By Karen Guzman
Growing up in his “beloved community,” a tight-knit African American neighborhood in Denver in the 1960s, Vista Equity Partners founder, chairman, and CEO Robert F. Smith was encouraged to pursue excellence and inspired to provide opportunities for others.
Neighbors helping neighbors, those with more looking out for those with less, and everybody keeping an eye on the kids formed his concept of what life and community should be like, Smith said at the Yale School of Management on March 6. “It made a huge difference to have a community that cared about the wellbeing of the whole community.”
Smith’s talk was the inaugural Dean’s Distinguished Lecture Series event. The new series showcases a diverse group of eminent practitioners with a focus on approaching important issues through both a professional and personal lens.
In a conversation moderated by Dean Kerwin K. Charles, Smith discussed his career path from engineering to private equity and explored his commitment to philanthropy. Among other initiatives, Smith is the founding director and president of Fund II Foundation, which supports efforts to conserve African American culture, rectify human rights abuses, promote music education, and protect the environment.
Smith earned an engineering degree from Cornell University and worked as a chemical engineer for six years. While he loved engineering and considered solving problems and creating devices the “most noble pursuit,” he decided to get an MBA when he realized that other disciplines also offered the ability to make a positive impact.
After his MBA, Smith learned the investment banking ropes at Goldman Sachs, focusing on mergers and acquisitions. His engineering background, he said, was a huge help when he worked on Goldman’s West Coast team. He invested in nascent ventures including Apple, and later, eBay. “No one knew [on the East Coast] what tech was at the time,” Smith said. “I could actually go talk tech with these CEOs and understand.”
Smith left Goldman to found Vista, which is now one of the world’s most active enterprise software-focused private equity firms. Today, Vista has a workforce of 600+ employees, including 190+ people on the investment team and an expansive value creation team, which is charged with delivering best practices to companies that Vista invests in or buys.
As a leader, Smith says he has a focus on fostering diversity and believes that companies led by diverse teams perform better over time. A range of personalities, aptitudes, and experiences, he said, create sustainable success, adding that it is also important to encourage buy-in among team members by supporting their growth and goals.
“It’s important to create space,” Smith said. “My job is to create a place where people can become their best selves.”
Smith called on business leaders to give back to the community by creating outlets to share knowledge and opportunity with underserved populations.
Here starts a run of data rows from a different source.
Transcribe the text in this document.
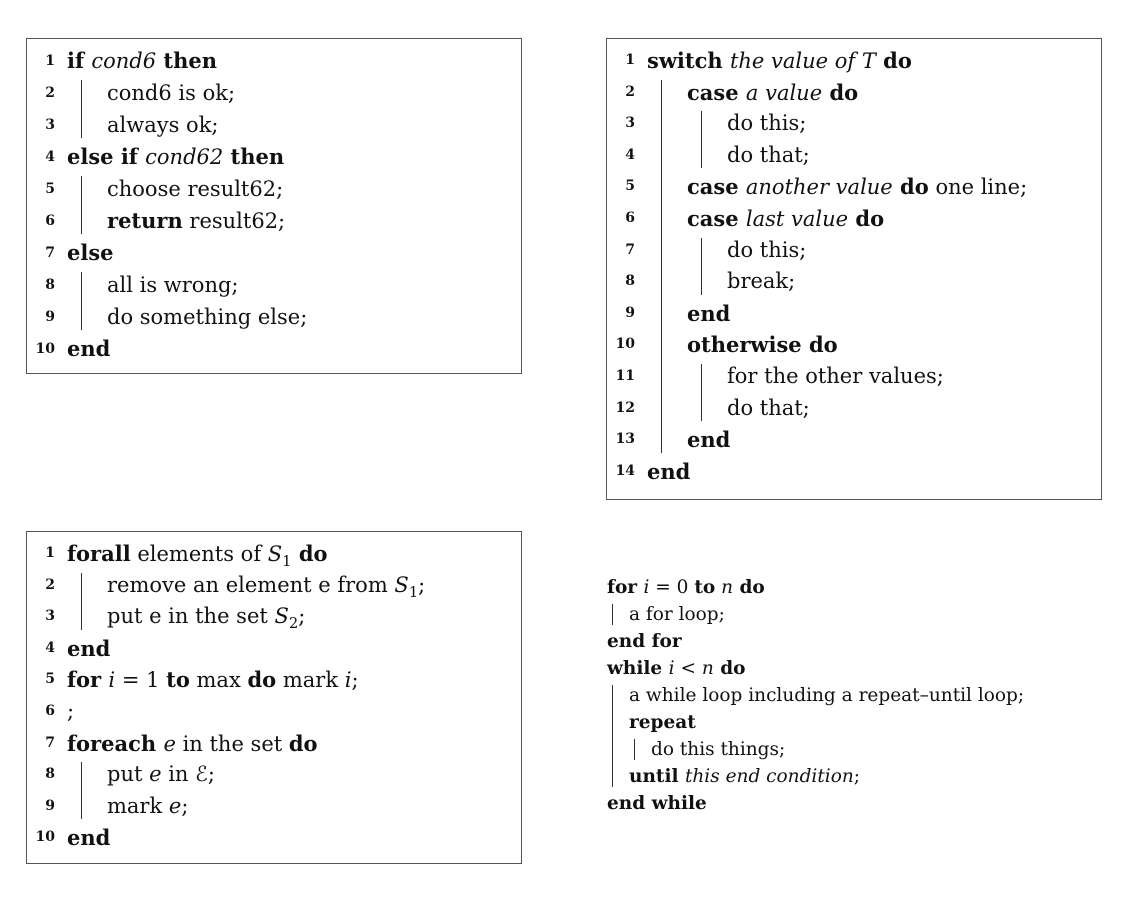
1 if cond6 then
2 cond6 is ok;
3 always ok;
4 else if cond62 then
5 choose result62;
6 return result62;
7 else
8 all is wrong;
9 do something else;
10 end
1 switch the value of T do
2 case a value do
3	do this;
4	do that;
5 case another value do one line;
6 case last value do
7	do this;
8	break;
9 end
10 otherwise do
11	for the other values;
12	do that;
13 end
14 end
1 forall elements of $S_1$ do
2 remove an element e from $S_1$;
3 put e in the set $S_2$;
4 end
5 for i = 1 to max do mark i;
6 ;
7 foreach e in the set do
8 put e in ℰ;
9 mark e;
10 end
for i = 0 to n do
a for loop;
end for
while i < n do
a while loop including a repeat–until loop;
repeat
do this things;
until this end condition;
end while
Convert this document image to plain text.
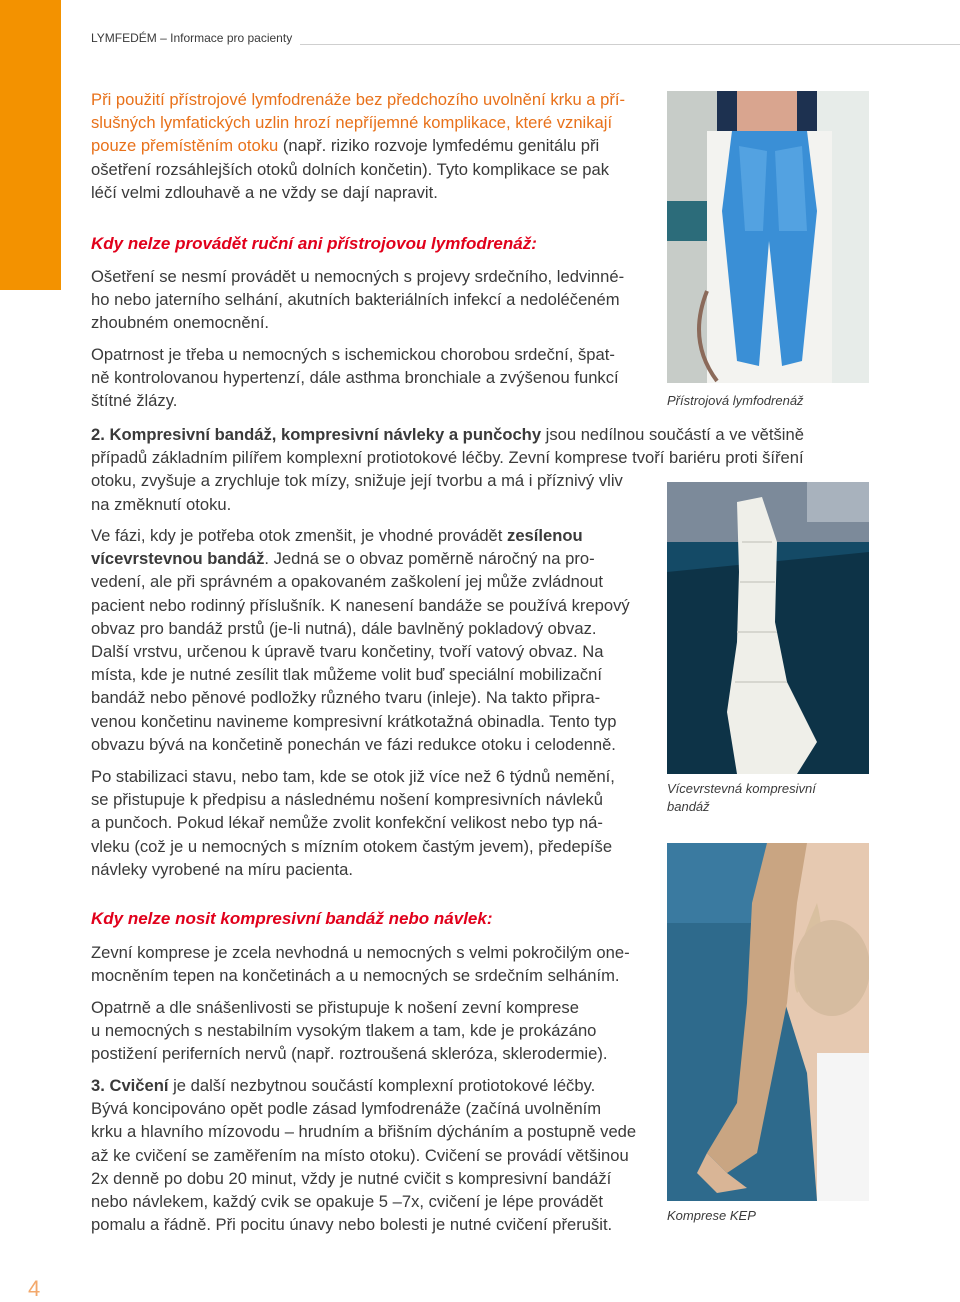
LYMFEDÉM – Informace pro pacienty

Při použití přístrojové lymfodrenáže bez předchozího uvolnění krku a pří-
slušných lymfatických uzlin hrozí nepříjemné komplikace, které vznikají
pouze přemístěním otoku (např. riziko rozvoje lymfedému genitálu při
ošetření rozsáhlejších otoků dolních končetin). Tyto komplikace se pak
léčí velmi zdlouhavě a ne vždy se dají napravit.

Přístrojová lymfodrenáž

Kdy nelze provádět ruční ani přístrojovou lymfodrenáž:

Ošetření se nesmí provádět u nemocných s projevy srdečního, ledvinné-
ho nebo jaterního selhání, akutních bakteriálních infekcí a nedoléčeném
zhoubném onemocnění.

Opatrnost je třeba u nemocných s ischemickou chorobou srdeční, špat-
ně kontrolovanou hypertenzí, dále asthma bronchiale a zvýšenou funkcí
štítné žlázy.

2. Kompresivní bandáž, kompresivní návleky a punčochy jsou nedílnou součástí a ve většině
případů základním pilířem komplexní protiotokové léčby. Zevní komprese tvoří bariéru proti šíření
otoku, zvyšuje a zrychluje tok mízy, snižuje její tvorbu a má i příznivý vliv
na změknutí otoku.

Vícevrstevná kompresivní
bandáž

Ve fázi, kdy je potřeba otok zmenšit, je vhodné provádět zesílenou
vícevrstevnou bandáž. Jedná se o obvaz poměrně náročný na pro-
vedení, ale při správném a opakovaném zaškolení jej může zvládnout
pacient nebo rodinný příslušník. K nanesení bandáže se používá krepový
obvaz pro bandáž prstů (je-li nutná), dále bavlněný pokladový obvaz.
Další vrstvu, určenou k úpravě tvaru končetiny, tvoří vatový obvaz. Na
místa, kde je nutné zesílit tlak můžeme volit buď speciální mobilizační
bandáž nebo pěnové podložky různého tvaru (inleje). Na takto připra-
venou končetinu navineme kompresivní krátkotažná obinadla. Tento typ
obvazu bývá na končetině ponechán ve fázi redukce otoku i celodenně.

Po stabilizaci stavu, nebo tam, kde se otok již více než 6 týdnů nemění,
se přistupuje k předpisu a následnému nošení kompresivních návleků
a punčoch. Pokud lékař nemůže zvolit konfekční velikost nebo typ ná-
vleku (což je u nemocných s mízním otokem častým jevem), předepíše
návleky vyrobené na míru pacienta.

Komprese KEP

Kdy nelze nosit kompresivní bandáž nebo návlek:

Zevní komprese je zcela nevhodná u nemocných s velmi pokročilým one-
mocněním tepen na končetinách a u nemocných se srdečním selháním.

Opatrně a dle snášenlivosti se přistupuje k nošení zevní komprese
u nemocných s nestabilním vysokým tlakem a tam, kde je prokázáno
postižení periferních nervů (např. roztroušená skleróza, sklerodermie).

3. Cvičení je další nezbytnou součástí komplexní protiotokové léčby.
Bývá koncipováno opět podle zásad lymfodrenáže (začíná uvolněním
krku a hlavního mízovodu – hrudním a břišním dýcháním a postupně vede
až ke cvičení se zaměřením na místo otoku). Cvičení se provádí většinou
2x denně po dobu 20 minut, vždy je nutné cvičit s kompresivní bandáží
nebo návlekem, každý cvik se opakuje 5 –7x, cvičení je lépe provádět
pomalu a řádně. Při pocitu únavy nebo bolesti je nutné cvičení přerušit.

4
He described his philanthropic approach as being motivated by the question, “What am I doing for my community that will enable my community to fully participate in things that I know about that they may not?”
Smith said he encourages his teams to “honor the opportunity” to give back to the community, and he advised Yale SOM students to do the same in their own careers. “You all are going to walk out of here with some skills and abilities that [others don’t have],” he said. “Use that.”